A Closure Interview Question

You don’t have to know all the details about closures to know that they work, and to know it when you see it. Of course I encourage people to go deeper on these topics, which is why I’m writing this article. The superficial knowledge is useful and, I’d argue, required for any JavaScript developer. With that in mind, here’s my very simple interview question about closures in JS:

function toy() {
  var x = 0;

  setTimeout(function () { console.log(x); }, 100);
  x += 1;
}

toy();

I ask the following questions:

  1. What gets logged in the console and why?
  2. What happens when I change the second argument to setTimeout to 0?
  3. Point to the closure.

And these are the answers:

  1. It logs “1” because setTimeout executes 100ms (roughly) after x is incremented.
  2. It still logs “1”. The explanation can get pretty deep and involves the event loop if they’re an advanced JS developer.
  3. The closure is the reference to x inside the function parameter to setTimeout.

Why I Don’t Like This Question

It tests only knowledge, not application. I haven’t formulated a good JS interview question that asks the candidate to solve that requires the use of these functional programming features. Those sorts of interview questions are much more useful, but they also take longer to develop and test against candidates.

Appendix - Rust’s closures

Rust supports closures in a very odd way, in my opinion. I am not a rust developer, and I don’t know the implications of these restrictions on code people will actually write. So that’s my disclaimer. I’m not criticizing rust for anything except referring to function variables as closures, which is actually wrong. I’m just pointing out that I’ve never seen this sort of restriction before.

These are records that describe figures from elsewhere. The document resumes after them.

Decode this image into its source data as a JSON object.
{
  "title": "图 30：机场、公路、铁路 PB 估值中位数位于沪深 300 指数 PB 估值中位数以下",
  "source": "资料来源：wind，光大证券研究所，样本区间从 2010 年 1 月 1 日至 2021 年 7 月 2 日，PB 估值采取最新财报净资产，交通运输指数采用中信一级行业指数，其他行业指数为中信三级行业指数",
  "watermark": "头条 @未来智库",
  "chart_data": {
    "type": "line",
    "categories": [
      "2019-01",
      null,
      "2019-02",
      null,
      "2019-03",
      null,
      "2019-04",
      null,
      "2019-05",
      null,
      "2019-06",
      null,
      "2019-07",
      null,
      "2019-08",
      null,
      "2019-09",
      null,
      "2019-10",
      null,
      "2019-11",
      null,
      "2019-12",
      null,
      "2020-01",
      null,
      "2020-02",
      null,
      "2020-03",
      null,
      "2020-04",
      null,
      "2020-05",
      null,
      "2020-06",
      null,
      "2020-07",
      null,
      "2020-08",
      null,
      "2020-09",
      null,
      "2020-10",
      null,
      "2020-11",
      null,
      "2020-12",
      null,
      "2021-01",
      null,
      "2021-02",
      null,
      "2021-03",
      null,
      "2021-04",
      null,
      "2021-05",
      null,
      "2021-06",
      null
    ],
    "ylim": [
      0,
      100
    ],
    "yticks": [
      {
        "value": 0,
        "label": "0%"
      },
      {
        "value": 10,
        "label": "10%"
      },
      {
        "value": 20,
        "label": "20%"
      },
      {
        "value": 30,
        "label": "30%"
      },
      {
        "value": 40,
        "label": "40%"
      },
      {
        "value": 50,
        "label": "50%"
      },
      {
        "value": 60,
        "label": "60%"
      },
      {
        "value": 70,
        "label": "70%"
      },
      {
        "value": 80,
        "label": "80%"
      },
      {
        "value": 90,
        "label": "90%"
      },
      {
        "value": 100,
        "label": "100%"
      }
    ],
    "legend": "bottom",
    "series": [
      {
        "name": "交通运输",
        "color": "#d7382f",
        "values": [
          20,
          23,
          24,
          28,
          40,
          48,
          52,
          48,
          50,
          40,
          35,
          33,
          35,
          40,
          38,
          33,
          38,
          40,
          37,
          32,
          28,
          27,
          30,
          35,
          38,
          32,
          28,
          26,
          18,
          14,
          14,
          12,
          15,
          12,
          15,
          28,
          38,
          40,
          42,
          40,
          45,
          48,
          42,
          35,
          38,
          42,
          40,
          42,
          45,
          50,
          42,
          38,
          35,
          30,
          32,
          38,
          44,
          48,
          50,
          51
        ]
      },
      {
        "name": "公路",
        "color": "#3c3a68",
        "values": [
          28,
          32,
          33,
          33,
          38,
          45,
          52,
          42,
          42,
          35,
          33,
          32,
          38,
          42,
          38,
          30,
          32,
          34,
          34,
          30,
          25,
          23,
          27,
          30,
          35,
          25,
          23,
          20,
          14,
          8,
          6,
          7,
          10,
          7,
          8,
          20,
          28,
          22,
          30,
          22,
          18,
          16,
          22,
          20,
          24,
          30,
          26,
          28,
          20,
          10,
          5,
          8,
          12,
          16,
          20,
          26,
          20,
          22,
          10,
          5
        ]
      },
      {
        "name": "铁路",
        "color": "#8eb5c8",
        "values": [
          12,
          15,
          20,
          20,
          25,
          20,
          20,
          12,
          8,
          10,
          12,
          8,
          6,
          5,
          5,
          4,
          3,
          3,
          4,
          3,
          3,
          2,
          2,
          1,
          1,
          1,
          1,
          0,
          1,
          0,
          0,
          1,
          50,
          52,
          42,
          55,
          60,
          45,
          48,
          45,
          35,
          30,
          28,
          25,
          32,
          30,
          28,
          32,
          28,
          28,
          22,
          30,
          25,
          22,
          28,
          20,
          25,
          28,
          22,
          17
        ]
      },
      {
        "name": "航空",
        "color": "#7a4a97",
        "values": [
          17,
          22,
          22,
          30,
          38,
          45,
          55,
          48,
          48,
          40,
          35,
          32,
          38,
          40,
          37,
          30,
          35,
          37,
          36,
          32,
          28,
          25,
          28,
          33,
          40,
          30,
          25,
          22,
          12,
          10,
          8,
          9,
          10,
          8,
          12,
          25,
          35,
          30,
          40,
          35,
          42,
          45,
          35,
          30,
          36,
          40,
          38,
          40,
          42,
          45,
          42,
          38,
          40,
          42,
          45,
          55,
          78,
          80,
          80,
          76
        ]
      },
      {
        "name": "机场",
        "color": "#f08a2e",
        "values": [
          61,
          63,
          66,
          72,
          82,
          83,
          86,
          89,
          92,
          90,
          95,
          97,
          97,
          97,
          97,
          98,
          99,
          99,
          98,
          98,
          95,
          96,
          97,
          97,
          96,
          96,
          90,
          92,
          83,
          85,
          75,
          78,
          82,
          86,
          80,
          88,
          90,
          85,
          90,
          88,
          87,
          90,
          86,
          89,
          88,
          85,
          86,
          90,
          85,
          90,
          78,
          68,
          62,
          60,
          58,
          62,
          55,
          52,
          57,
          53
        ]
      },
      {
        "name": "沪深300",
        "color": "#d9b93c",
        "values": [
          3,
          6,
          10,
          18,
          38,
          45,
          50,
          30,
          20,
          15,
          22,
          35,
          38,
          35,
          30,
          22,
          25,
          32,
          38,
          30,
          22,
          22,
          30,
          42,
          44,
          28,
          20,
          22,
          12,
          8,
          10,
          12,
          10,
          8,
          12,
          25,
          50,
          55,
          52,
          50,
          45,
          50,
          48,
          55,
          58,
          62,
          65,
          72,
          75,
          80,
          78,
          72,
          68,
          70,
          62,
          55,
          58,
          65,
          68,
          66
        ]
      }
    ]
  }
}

Rust is a systems programming language that is designed to be very “safe”. One of the ways they accomplish this is by clearly defining the ownership of variables. A variable is owned by one and only one scope at a time. Ownership transfer is possible, but restricted. Here’s the example from their documentation:

fn main() {
    let x = vec![1, 2, 3];

    let equal_to_x = move |z| z == x;

    println!("can't use x here: {:?}", x);
}

So they define a vector and assign it to x, then define a function equal_to_x that takes a parameter and compares it to x. The move keyword tells rust to move x into equal_to_x. The implication of this is that the println statement fails. main doesn’t own x anymore and can’t use it after equal_to_x is defined. That’s very lexical, and very weird. It’s also a closure because you can return a reference to equal_to_x or pass it off to another function. equal_to_x uses a closure, but is not itself a closure. And that’s the end of that.